Dino de Alcântara
Dizem os moradores do Cujupe que quem tem vergonha
não envergonha o outro. Essa máxima, ou anexim, segundo Arthur Azevedo, rege os
ditames de relacionamento entre os mais velhos, deixando livres os mais moços,
uma vez que nenhuma regra comportamental consegue reger os arroubos da
juventude.
Depois de uma longa visita em nossas casas,
segundo os ditames, precisamos registrar um “está cedo!”, para dar a impressão
ao hóspede que a sua presença é essencial, mesmo que um bocejo insinue o
contrário.
Entretanto essas regras do bom comportamento foram
completamente deixadas de lado no almoço de aniversário da Branquinha. O pai e
o genro, não muito afinados, desde o dia em que Pedro Brasa se engraçou da
única filha de Chico Couro Grosso, sentaram-se cada um numa cabeceira da mesa, posta
no imenso quintal debaixo de uma mangueira rosa e uma jaqueira.
Chico Couro Grosso preparou-se à sua maneira para
esse almoço. Disse na véspera para Labicho que ia mais por causa da filha. Não
podia faltar, que pelo pilantra não ia coisa nenhuma.

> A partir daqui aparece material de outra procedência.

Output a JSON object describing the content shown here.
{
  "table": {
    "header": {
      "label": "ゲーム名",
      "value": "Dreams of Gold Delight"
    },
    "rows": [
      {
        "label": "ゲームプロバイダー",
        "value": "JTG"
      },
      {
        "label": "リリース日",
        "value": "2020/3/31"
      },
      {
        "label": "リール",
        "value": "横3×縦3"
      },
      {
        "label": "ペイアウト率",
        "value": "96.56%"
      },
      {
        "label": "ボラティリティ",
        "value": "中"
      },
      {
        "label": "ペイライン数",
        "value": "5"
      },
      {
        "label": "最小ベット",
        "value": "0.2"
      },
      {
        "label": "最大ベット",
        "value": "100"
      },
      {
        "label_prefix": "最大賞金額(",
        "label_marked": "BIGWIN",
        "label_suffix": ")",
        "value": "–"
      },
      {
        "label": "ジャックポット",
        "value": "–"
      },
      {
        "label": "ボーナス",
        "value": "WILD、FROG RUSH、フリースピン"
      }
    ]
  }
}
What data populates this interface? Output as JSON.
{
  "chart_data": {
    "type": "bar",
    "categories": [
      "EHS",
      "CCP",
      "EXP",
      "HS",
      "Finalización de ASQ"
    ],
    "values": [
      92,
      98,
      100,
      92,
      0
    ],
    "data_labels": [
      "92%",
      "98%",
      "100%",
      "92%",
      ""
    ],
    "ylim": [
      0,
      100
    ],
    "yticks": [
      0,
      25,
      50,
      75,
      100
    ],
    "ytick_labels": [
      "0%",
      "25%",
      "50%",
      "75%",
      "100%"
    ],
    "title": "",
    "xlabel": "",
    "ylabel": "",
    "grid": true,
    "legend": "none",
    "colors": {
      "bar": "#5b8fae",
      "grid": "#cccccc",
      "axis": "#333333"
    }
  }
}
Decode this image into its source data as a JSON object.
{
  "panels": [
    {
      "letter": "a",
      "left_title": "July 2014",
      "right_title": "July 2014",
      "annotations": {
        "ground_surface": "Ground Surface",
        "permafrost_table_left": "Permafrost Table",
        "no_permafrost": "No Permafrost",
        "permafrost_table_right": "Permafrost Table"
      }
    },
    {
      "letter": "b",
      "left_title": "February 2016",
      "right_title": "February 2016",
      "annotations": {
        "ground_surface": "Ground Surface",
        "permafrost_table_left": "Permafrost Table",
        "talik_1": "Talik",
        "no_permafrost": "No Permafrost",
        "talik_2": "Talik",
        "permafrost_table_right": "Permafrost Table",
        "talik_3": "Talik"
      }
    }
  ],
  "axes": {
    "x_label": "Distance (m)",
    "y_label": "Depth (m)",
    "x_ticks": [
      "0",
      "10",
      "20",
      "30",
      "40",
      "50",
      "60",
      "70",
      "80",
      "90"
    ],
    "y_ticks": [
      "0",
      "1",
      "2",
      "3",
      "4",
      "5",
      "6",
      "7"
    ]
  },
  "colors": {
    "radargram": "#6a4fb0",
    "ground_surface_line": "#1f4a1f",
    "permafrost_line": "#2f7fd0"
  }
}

Durante o almoço, o pai (ou sogro), sentado como
um abade, só mandando arriar o pato e o porco assado, mais arroz, macarrão,
feijão, purê de macaxeira, farinha d’água, salada, etc., ria alto, como se
estivesse não na casa do “pilantra”, mas na casa apenas da filha.
Já passava de uma da tarde, quando Pedro Brasa, já
satisfeito, porque abusou do suco de cajazinho e do refrigerante, percebeu que a
comida ia aos poucos se esvaindo da mesa. Sem atentar para o fato de estar
sendo grosseiro com os convidados e, sobretudo, com o sogro, levantou-se e fuzilou,
bem seguro do que ia dizer:
– Estou satisfeito! Eu e minha mulher. E assim
fará quem vergonha tiver!
Chico Couro Grosso, ouvindo esse disparo verbal,
que quase o fulmina, parou com a colher de arroz e um bom pedaço de pato bem próximo da boca,
olhou para o genro e vociferou:
– E como eu nunca tive e nunca hei de ter, daqui
só saio depois que a barriga encher!
E encheu a boca com a imensa colher!